Two other people who had gotten through the tunnel ahead of the larger man were apprehended in a parking lot just north of the second of two fences that separate the U.S. from Mexico. They were captured in an industrial section of San Diego that’s about nine miles east of the Tijuana border crossing.

Seven more people who were behind that group managed to crawl back into Mexico through the tunnel.

Border Patrol agents had noticed the 14 gathering on the Mexican side shortly before 7 a.m. They moved in to apprehend the first two after they emerged on the U.S. side and found the five others trapped.

The tunnel, only about 2 feet across, is part of San Diego’s storm drainage system, and authorities were investigating how it was breached from the Mexican side. Jacques said it was most likely someone had connected a makeshift tunnel to the storm system.

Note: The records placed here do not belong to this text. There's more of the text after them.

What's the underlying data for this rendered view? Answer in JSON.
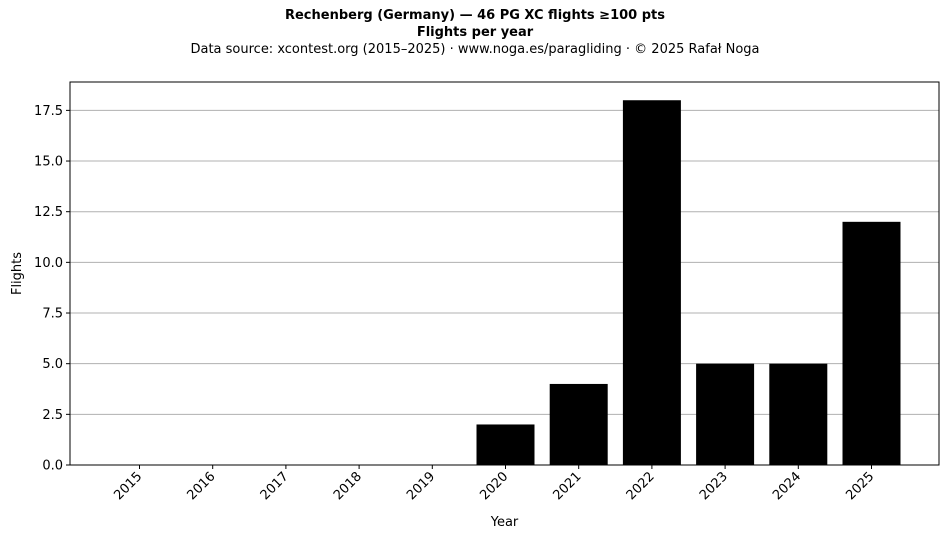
{
  "chart_data": {
    "type": "bar",
    "title": "Rechenberg (Germany)  —  46 PG XC flights ≥100 pts",
    "subtitle": "Flights per year",
    "source_note": "Data source: xcontest.org (2015–2025)  ·  www.noga.es/paragliding  ·  © 2025 Rafał Noga",
    "xlabel": "Year",
    "ylabel": "Flights",
    "categories": [
      "2015",
      "2016",
      "2017",
      "2018",
      "2019",
      "2020",
      "2021",
      "2022",
      "2023",
      "2024",
      "2025"
    ],
    "values": [
      0,
      0,
      0,
      0,
      0,
      2,
      4,
      18,
      5,
      5,
      12
    ],
    "ylim": [
      0,
      18.9
    ],
    "yticks": [
      "0.0",
      "2.5",
      "5.0",
      "7.5",
      "10.0",
      "12.5",
      "15.0",
      "17.5"
    ],
    "grid": "horizontal",
    "bar_color": "#000000",
    "grid_color": "#b0b0b0",
    "legend": "none"
  }
}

He said a tragedy easily could have occurred in the narrow tunnel, which emitted a fetid, dirty water smell at its opening. Upon arriving, firefighters checked to make sure the air inside was breathable and were prepared to break open the entire tunnel if it wasn’t.

“This to me illustrates how little smugglers care about human life,” Jacques said at the scene. “They risked these people’s lives and that’s unconscionable.”

Luis Cabrera, Mexico’s Consul General in San Diego, said the group had been taken into the tunnel by a guide, but he was not one of the individuals arrested.

“We know the conditions were terrible and difficult, people should not put their lives in the hands of these traffickers,” Cabrera said.

Jacques said the group’s capture shows it is getting harder to sneak across the border into the United States.

“This is an example of the fact that people are getting more desperate and trying other means,” he said.